Die gute alte Zeit eben.
Auch wenn unmittelbar klar ist, dass das so wohl nicht ganz stimmt, das Gefühl, früher wäre irgendwie alles besser gewesen, dieses Gefühl haben wir alle ab und zu. Warum eigentlich?
Einer der Gründe ist sicher, dass die Nachrichtenlage früher viel karger war. Es gab die Hauptabendnachrichten-Sendung im Fernsehen, eine Viertelstunde, 20 Minuten lang, in die alles hinein gepackt war, was an diesem Tag auf der Welt passiert ist. Und es gab Printmedien, die Tageszeitung und Wochenmagazine. Alles mit beschränktem Platz, und alles kuratiert von Redaktionen, gefiltert, bewertet, ausgesucht. Heute liefern das Internet, Soziale Medien, Podcasts, Blogs einen endlos breiten und tiefen Strom an Information – es gibt kein Limit mehr, weder geografisch, noch inhaltlich, noch zeitlich. Mit allen Vor- und Nachteilen, die das nach sich zieht. Die „Heile-Welt-Bubble“ von damals wurde durch diesen Information Overflow jedenfalls ziemlich rabiat aufgestochen. Daran nagt unser Bewusstsein, wenn wir uns an früher erinnern. Das ist der eine Grund.
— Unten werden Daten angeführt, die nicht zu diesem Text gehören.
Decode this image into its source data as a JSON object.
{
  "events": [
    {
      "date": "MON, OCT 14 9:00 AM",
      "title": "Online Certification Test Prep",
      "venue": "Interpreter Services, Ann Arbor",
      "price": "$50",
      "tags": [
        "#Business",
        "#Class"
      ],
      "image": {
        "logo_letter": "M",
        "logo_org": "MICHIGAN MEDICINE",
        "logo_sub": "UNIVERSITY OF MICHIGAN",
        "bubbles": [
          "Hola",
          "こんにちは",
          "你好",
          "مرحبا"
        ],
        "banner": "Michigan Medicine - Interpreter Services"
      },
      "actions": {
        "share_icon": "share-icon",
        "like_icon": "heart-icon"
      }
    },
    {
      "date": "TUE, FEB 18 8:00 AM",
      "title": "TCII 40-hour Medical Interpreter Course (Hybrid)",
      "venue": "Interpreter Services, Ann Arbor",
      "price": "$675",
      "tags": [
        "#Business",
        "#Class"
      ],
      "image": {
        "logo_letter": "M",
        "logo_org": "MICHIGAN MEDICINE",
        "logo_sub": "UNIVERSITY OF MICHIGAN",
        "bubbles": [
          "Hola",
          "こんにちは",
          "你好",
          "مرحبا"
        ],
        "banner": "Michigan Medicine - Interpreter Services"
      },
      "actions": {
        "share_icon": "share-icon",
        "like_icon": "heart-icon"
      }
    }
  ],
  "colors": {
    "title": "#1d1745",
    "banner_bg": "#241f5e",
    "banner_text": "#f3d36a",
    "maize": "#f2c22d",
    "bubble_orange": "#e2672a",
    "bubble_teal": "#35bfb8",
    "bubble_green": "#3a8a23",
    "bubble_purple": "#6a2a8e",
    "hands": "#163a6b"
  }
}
Der andere, viel wichtigere Grund, warum wir glauben, das früher alles besser war, lautet: Weil unser Gehirn und unsere Wahrnehmung uns immer wieder ein Bein stellen. Wir glauben, mit unserem klaren Verstand die Welt völlig objektiv zu beurteilen, tun das aber tatsächlich nicht. Weder in unserer Erinnerung, noch in der Gegenwart.
Früher war alles … früher.
Bleibt man nämlich bei den Fakten, dann ist es beinahe egal, welche Daten man heranzieht – Lebenserwartung, Wohlstand, Gesundheit, usw. – man kommt immer zur Erkenntnis, dass es uns heute besser geht denn je.
Auch wenn der eigene Verstand und smarte Marketingabteilungen nach dem Motto „Es gibt sie noch, die guten Dinge“ es uns nahelegen: Früher war nicht alles besser. Früher war einfach nur früher.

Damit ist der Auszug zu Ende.